A condenada é a irmã Benedetta Nya Moe, pertencente às Irmãs da Caridade das santas Bartolomea Capitanio e Vincenza Gerosa. Segundo informações provenientes de fontes eclesiais, a religiosa foi detida há duas semanas perto de Loikaw e posteriormente transferida para uma prisão militar, onde recebeu a sentença na quarta-feira passada.
Acusada pelo seu trabalho humanitário
A irmã Benedetta desenvolvia há anos um intenso trabalho humanitário nas zonas de Demoso e Loikaw, colaborando na assistência sanitária de deslocados internos. Entre as suas tarefas figuravam a distribuição de medicamentos e a organização de ajudas de emergência juntamente com outras religiosas e instituições da Igreja.

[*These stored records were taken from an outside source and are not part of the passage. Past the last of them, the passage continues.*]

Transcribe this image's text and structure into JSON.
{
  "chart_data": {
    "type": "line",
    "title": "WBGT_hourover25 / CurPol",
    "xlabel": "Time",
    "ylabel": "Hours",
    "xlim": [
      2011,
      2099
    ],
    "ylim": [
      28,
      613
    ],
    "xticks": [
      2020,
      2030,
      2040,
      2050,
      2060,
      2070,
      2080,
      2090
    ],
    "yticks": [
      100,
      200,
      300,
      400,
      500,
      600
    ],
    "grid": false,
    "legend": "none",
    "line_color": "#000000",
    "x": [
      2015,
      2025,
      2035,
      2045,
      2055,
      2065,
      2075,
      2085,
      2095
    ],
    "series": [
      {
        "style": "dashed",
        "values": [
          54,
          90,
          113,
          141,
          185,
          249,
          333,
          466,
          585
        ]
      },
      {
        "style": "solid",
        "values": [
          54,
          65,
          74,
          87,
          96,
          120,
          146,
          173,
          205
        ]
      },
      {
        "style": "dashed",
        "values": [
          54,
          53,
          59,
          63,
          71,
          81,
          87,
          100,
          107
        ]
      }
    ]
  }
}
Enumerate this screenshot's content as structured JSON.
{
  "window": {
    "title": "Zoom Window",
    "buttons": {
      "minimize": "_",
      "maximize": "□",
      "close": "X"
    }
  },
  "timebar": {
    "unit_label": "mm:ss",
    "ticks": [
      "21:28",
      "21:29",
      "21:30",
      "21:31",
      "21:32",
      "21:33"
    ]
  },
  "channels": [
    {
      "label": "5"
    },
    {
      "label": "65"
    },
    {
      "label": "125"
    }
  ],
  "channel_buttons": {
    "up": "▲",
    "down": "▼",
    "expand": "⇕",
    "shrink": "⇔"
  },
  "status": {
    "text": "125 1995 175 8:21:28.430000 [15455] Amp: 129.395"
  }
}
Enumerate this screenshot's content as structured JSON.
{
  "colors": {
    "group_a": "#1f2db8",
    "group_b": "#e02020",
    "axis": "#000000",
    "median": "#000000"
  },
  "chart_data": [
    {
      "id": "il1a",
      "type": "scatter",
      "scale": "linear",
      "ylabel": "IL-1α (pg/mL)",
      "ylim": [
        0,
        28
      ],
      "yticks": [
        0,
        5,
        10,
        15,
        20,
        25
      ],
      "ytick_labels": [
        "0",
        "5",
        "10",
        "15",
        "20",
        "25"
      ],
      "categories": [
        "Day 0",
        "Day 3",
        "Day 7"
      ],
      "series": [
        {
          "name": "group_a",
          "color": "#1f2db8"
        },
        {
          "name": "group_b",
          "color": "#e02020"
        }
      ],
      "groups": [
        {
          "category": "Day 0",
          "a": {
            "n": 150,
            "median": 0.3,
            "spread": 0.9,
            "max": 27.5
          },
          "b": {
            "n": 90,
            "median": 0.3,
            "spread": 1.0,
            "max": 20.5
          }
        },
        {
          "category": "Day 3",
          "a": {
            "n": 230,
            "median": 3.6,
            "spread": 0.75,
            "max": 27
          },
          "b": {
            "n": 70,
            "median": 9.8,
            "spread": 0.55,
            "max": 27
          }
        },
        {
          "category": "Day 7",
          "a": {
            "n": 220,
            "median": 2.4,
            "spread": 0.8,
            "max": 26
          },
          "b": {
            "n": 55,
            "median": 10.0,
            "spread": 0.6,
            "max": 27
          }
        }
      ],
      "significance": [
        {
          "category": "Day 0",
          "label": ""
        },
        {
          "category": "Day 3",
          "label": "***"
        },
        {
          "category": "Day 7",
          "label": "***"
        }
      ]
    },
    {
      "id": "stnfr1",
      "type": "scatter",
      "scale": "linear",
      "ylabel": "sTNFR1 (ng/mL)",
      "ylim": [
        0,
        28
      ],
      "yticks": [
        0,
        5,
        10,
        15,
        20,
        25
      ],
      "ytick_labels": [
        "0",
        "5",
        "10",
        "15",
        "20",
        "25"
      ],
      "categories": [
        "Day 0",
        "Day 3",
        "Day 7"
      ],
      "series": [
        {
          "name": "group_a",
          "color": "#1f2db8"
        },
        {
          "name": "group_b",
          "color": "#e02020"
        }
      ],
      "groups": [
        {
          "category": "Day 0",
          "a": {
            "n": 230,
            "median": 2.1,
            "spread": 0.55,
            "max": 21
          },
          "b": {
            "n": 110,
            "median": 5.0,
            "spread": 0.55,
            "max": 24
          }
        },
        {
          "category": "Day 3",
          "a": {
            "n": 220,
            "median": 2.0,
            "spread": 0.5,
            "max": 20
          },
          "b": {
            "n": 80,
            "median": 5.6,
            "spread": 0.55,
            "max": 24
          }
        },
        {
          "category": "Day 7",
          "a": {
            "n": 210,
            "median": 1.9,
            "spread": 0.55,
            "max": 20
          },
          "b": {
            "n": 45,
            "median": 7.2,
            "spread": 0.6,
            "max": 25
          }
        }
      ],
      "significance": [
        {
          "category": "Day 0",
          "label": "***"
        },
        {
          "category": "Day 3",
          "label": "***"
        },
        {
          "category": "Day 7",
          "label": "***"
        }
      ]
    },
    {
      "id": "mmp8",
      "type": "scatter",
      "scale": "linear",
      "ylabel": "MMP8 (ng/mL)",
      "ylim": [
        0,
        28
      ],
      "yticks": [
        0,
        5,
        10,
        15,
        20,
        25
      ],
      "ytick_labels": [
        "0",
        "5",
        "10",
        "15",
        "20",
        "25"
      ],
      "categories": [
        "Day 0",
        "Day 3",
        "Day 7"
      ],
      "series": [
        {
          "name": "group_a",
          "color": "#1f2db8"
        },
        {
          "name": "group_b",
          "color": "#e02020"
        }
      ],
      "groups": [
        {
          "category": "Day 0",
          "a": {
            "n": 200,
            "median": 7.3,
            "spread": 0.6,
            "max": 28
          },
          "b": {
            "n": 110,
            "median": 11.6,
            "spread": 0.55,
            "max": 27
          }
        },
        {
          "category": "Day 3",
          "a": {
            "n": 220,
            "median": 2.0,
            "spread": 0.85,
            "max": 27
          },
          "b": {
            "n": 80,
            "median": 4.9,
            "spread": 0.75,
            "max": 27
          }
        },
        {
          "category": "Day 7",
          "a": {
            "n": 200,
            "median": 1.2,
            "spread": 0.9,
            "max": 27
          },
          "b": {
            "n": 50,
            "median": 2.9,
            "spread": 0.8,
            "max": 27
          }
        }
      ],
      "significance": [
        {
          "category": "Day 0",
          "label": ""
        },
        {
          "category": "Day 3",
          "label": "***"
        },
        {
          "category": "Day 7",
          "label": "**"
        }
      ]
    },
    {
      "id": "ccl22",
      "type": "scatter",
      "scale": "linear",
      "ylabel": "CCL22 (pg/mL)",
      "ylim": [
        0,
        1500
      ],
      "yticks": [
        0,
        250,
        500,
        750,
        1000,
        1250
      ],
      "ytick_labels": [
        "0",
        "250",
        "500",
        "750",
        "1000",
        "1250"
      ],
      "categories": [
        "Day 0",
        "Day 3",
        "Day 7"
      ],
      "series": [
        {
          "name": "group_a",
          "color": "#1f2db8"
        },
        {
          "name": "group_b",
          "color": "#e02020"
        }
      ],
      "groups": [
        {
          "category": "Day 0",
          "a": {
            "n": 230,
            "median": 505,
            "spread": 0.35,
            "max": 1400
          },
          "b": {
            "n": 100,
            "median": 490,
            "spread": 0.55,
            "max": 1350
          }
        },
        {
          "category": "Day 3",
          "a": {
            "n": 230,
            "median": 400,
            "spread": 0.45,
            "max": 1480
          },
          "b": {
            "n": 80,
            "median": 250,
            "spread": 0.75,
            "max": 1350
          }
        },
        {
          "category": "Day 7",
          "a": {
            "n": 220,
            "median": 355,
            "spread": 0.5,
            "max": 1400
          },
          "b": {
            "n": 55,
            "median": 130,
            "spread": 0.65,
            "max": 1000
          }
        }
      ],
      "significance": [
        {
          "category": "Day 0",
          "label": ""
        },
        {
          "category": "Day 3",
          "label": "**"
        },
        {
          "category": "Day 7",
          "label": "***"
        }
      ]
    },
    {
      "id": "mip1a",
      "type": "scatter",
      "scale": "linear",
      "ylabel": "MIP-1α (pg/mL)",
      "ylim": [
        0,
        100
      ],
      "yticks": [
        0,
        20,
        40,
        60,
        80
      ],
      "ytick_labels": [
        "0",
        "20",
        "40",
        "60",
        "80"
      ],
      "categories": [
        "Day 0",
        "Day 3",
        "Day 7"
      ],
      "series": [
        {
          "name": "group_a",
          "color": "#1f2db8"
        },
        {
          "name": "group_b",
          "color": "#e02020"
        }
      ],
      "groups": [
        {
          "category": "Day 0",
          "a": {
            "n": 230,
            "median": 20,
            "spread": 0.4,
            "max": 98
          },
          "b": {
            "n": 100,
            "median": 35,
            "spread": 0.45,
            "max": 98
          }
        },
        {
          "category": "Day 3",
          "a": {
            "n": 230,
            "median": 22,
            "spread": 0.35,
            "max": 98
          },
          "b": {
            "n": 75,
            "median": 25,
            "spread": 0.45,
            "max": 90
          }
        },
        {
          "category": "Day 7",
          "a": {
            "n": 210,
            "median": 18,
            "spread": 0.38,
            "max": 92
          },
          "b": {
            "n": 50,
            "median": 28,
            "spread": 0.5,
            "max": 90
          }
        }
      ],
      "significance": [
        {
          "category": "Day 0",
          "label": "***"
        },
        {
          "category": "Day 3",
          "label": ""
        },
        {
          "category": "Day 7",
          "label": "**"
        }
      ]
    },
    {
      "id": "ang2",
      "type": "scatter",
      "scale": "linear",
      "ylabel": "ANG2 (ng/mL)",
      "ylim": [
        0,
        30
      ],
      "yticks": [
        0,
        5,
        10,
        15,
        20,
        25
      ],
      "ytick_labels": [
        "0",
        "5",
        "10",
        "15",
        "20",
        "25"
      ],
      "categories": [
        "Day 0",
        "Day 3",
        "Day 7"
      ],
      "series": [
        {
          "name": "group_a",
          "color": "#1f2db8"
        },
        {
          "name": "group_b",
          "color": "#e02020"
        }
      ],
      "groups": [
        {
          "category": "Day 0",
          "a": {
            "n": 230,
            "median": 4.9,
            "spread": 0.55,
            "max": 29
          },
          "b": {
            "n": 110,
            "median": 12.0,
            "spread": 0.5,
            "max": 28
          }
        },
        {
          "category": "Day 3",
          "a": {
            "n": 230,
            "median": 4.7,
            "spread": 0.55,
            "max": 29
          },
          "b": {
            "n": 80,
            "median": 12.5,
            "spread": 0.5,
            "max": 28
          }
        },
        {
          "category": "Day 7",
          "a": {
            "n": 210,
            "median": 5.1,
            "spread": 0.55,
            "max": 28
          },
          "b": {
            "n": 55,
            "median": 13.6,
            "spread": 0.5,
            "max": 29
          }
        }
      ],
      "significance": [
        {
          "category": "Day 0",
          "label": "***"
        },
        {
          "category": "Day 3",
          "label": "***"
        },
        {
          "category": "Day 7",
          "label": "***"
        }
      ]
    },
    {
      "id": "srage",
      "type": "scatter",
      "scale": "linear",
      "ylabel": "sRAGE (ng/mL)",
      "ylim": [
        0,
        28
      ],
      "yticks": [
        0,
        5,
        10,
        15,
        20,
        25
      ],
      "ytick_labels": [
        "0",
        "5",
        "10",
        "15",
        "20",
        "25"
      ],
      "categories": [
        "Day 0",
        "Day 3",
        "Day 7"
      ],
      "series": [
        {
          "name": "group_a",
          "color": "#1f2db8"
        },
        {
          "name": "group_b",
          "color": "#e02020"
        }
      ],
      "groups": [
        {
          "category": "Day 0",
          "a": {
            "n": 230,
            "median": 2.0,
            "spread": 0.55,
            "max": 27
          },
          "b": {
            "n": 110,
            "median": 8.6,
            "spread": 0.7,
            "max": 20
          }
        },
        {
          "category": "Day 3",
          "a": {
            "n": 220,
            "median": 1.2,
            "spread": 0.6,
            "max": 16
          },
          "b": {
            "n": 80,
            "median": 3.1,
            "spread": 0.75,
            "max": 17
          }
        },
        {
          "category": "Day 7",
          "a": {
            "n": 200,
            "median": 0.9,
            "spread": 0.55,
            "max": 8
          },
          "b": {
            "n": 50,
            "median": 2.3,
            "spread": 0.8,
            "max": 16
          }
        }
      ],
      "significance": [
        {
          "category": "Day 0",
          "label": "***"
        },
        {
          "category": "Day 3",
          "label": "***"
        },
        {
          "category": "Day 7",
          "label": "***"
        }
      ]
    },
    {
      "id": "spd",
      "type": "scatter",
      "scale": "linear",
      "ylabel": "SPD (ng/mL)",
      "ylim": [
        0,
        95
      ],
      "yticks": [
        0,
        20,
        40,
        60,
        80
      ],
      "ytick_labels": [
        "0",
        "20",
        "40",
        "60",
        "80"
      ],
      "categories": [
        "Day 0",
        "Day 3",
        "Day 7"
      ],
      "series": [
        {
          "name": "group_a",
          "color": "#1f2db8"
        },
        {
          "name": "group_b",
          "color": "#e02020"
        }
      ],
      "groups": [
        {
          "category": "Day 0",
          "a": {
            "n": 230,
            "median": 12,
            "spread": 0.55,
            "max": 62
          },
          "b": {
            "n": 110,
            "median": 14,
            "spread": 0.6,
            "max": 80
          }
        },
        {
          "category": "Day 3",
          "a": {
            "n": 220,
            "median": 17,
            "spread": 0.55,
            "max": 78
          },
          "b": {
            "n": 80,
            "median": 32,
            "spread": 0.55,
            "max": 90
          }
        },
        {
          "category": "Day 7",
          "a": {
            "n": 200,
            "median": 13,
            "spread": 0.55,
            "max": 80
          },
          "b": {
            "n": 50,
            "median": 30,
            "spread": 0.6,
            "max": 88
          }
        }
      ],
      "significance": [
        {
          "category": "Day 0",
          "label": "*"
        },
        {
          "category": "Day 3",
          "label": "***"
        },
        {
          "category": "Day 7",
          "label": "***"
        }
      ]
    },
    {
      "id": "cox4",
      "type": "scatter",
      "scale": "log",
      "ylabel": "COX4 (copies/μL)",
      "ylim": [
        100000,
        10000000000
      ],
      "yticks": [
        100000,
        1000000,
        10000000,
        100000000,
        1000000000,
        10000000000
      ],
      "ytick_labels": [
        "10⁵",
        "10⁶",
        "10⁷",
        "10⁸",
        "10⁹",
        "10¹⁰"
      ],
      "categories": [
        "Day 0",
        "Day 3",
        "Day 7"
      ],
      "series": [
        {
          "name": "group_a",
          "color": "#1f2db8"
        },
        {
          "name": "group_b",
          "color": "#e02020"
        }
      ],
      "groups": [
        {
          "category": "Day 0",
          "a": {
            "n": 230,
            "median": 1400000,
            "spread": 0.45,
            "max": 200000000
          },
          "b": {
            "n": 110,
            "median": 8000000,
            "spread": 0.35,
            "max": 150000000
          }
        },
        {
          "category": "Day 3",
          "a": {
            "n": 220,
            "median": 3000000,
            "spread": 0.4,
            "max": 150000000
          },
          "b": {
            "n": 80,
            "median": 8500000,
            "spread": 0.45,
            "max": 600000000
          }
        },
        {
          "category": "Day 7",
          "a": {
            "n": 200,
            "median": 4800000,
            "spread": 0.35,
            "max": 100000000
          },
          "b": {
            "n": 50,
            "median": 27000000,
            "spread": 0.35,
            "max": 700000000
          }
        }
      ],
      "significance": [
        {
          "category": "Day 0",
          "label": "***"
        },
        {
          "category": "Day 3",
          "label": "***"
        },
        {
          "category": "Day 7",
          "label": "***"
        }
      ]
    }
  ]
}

As informações disponíveis indicam que foi presa enquanto transportava um deslocado ferido ou doente para um hospital de Loikaw. Durante a busca no seu telemóvel, as autoridades terão encontrado informações sobre donativos e mensagens relacionadas com o conflito, elementos que posteriormente foram utilizados para sustentar a acusação.
O tribunal militar condenou-a aplicando um artigo do Código Penal que, desde o golpe de Estado liderado pela junta militar em 2021, tem sido utilizado com frequência para perseguir pessoas acusadas de colaborar com a oposição ou com grupos considerados hostis ao regime.
Uma região marcada pela guerra
A irmã Benedetta pertence à etnia kayan e recentemente tinha celebrado os seus vinte e cinco anos de vida religiosa. A sua congregação continua a desenvolver trabalhos de assistência humanitária no estado de Kayah, apesar da insegurança que persiste na região.
O leste de Myanmar continua a ser cenário de intensos confrontos entre o exército e diversos grupos de resistência, uma situação que provocou o deslocamento de milhares de pessoas e uma crescente crise humanitária.
Apelo à oração
Após ser conhecida a condenação, comunidades católicas de todo o Myanmar iniciaram correntes de oração pela libertação da religiosa e pela proteção de quem continua a prestar ajuda humanitária nas zonas afetadas pelo conflito.
Os cristãos representam cerca de seis por cento da população de Myanmar, um país de maioria budista onde a Igreja mantém um importante trabalho educativo, sanitário e assistencial, especialmente entre as minorias étnicas mais afetadas pela guerra civil.